LeQueen · 01/09/2010 14:59

This reply has been deleted

Message withdrawn at poster's request.

JenaiMarrHePlaysGuitar · 01/09/2010 15:13

It's a cultural and regional thing, surely?

I remember being a bit Hmm that my Irish friend still referred to her mummy (or mammy rather, I think) and daddy at the age of 9, but rapidly realised that that's what Irish people tended to call their parents, whatever age they were.

DP is now 9 - and we've been mum and dad for a while. But that's the way he and his friends are (and I was at his age). I don't have a problem with it at all. I thought I'd be upset but in the event I'm enjoying him growing up. Which isn't to say that "mummy" and "daddy" are inherently infantile in all circles.

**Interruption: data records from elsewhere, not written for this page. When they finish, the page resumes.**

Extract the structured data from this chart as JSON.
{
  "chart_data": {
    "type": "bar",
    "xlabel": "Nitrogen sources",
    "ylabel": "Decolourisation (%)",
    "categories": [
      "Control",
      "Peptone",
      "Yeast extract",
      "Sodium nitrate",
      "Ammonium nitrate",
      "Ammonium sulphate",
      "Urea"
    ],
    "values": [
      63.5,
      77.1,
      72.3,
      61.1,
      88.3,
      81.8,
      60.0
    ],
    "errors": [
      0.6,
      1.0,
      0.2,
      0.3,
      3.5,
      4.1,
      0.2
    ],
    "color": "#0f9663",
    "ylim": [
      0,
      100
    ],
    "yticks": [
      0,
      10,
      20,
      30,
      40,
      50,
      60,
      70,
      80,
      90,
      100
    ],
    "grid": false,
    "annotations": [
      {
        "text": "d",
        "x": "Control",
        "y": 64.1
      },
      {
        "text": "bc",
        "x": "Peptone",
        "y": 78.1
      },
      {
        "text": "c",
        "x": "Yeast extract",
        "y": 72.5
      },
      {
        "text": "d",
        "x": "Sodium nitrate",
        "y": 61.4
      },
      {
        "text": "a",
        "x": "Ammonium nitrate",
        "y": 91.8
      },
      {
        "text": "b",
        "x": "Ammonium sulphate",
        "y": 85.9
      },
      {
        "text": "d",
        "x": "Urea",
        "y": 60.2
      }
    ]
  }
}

JenaiMarrHePlaysGuitar · 01/09/2010 15:14

Posted too soon:

... rather that in our area/circles the transition to "mum" and "dad" signifies the move from early childhood to pre-teen.

JenaiMarrHePlaysGuitar · 01/09/2010 15:16

I wanted to say milieu rather than area/circles but realised that that was truely poncetastic. poncier tha any amout of mummy- and daddy-calling Grin

JenaiMarrHePlaysGuitar · 01/09/2010 15:18

One more post.

OP - YABU. Different (ahem) milieu have different norms.

It would be odd for us I think, but absolutely not for others.

edam · 01/09/2010 15:26

Still address my parents as Mummy and Daddy and I'm, um, past my 30s... Partly because my mother hates Mum - father wouldn't mind Dad but because of the Mummy thing it just doesn't happen, even when I've tried it hasn't stuck.

Agree with others who have said Mummy is no more infantilising than Mum - they are both words children use for their mother.

ds calls me Ma, which I don't mind. Used to be Mummy, then he moved to Mama (with short As, not posh) then segued into Ma.